Wednesday, September 13, 2006

That Wonderful Peace (Louis Armstrong)


Language: Russian

These days, you only hear this song when something ridiculously sappy (the "Family Matters" theme) or achingly ironic ("Bowling for Columbine") is going on, but that doesn't make it a bad song necessarily. It does make it, plausibly, a bit of a cliche.

According to Wikipedia, "What a Wonderful World" was written in 1968 "as an antidote for the increasingly racially and politically charged climate in the U.S.," specifically for Louis Armstrong, because he appealed to whites. This doesn't make the song, or its writers, bad, by any stretch of the imagination, but it does lead me to think differently about the song.

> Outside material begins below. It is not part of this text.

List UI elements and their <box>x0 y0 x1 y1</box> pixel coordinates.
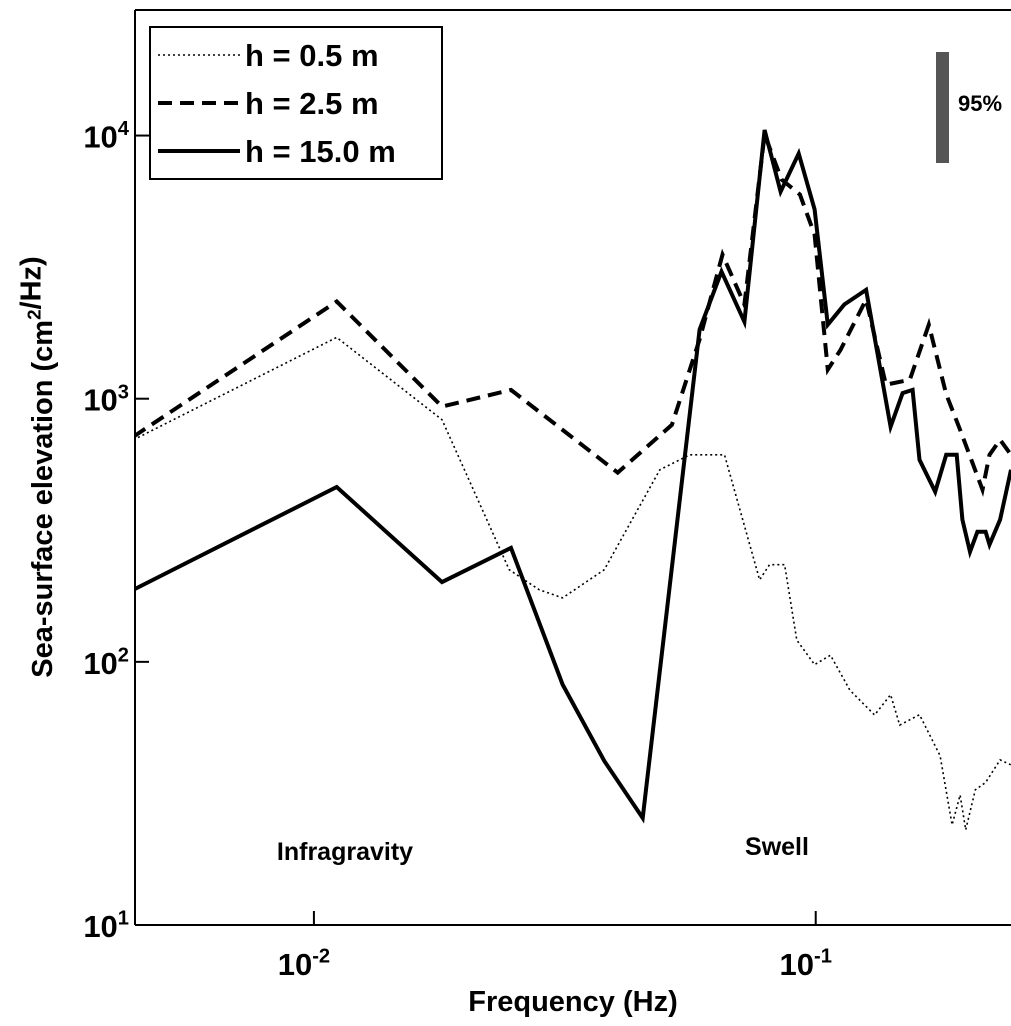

It's not that I don't know that people use music to try to influence one another, and that this sort of calculation goes on all the time, regarding who is marketable to which segment of the population, and what lyrics would be more acceptable or less acceptable -- I guess it had just not occurred to me that this sort of thing might have started a lot earlier than I had considered that it might have. I guess I sort of had this romantic view of all songs pre-1976 (or so) being the spontaneous outpouring of emotion into music, by people who then shlepped the songs around to various labels, refusing to alter their artistic vision, until Fame happened. Blah blah blah, dedication to their artistic vision, blah blah blah, believe in the music and the audience will come to you, etc.

It's kind of especially disillusioning with respect to this song in particular, because it's so short and simple and easy-looking. I mean, you don't hear this song and immediately think, oh, it must have taken a dedicated army of jazz songwriting technicians to produce this.

-Jessi

- - - - - - - - - - - - - - - - - - - - - - - - - - -

I see our green shafts, red roses too,
I see that they bloom, which is for me, and for you,
they think to themselves, "That wonderful peace of ours."

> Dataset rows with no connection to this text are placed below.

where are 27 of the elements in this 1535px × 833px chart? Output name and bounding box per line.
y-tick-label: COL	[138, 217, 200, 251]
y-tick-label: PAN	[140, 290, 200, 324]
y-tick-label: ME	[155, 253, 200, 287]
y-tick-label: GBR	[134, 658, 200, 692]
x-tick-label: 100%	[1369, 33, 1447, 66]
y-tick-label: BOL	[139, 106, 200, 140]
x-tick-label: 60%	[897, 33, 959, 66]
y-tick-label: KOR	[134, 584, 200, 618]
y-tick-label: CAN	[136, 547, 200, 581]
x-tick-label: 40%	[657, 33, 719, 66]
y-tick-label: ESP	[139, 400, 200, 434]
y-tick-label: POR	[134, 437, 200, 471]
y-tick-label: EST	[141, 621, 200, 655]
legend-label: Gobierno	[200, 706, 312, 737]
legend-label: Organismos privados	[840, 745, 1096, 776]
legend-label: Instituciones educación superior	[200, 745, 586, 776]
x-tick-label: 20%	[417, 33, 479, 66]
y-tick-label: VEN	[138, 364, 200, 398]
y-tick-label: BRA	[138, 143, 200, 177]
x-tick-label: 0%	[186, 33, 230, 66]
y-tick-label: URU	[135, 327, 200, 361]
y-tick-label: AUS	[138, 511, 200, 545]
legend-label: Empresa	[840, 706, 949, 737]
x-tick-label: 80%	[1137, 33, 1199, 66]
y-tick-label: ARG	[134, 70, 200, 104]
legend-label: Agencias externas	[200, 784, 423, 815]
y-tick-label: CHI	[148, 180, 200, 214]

I see the skies of blue, clouds of whiteness,
the bright blessed days, the night darkness (most sacred to itself),
and (I think) that wonderful peace.

The rainbow flowers in the sky so sufficiently
find the sides of people going past. (Also on
the friends that shake hands: I see them.) To speak, as you make
them say to you, "I love you, actually."

I observe babies crying. As I hear it, they begin to grow:
I won't learn more than they will. (To know this is very
wonderful.) And I never think of their peace.

The rainbow flowers in the sky, so sufficiently
situated on the sides of people going past, are also
speaking as friends. I see you make the hands shake: you make them.
He speaks: "they actually love me."

As I begin to observe it, I hear babies cry. They grow,
you know. (It will be you that they're never gonna teach.
They won't know the entire series better than I.)
I think to myself, wonderful peace, and
yes, he thinks to himself, wonderful peace.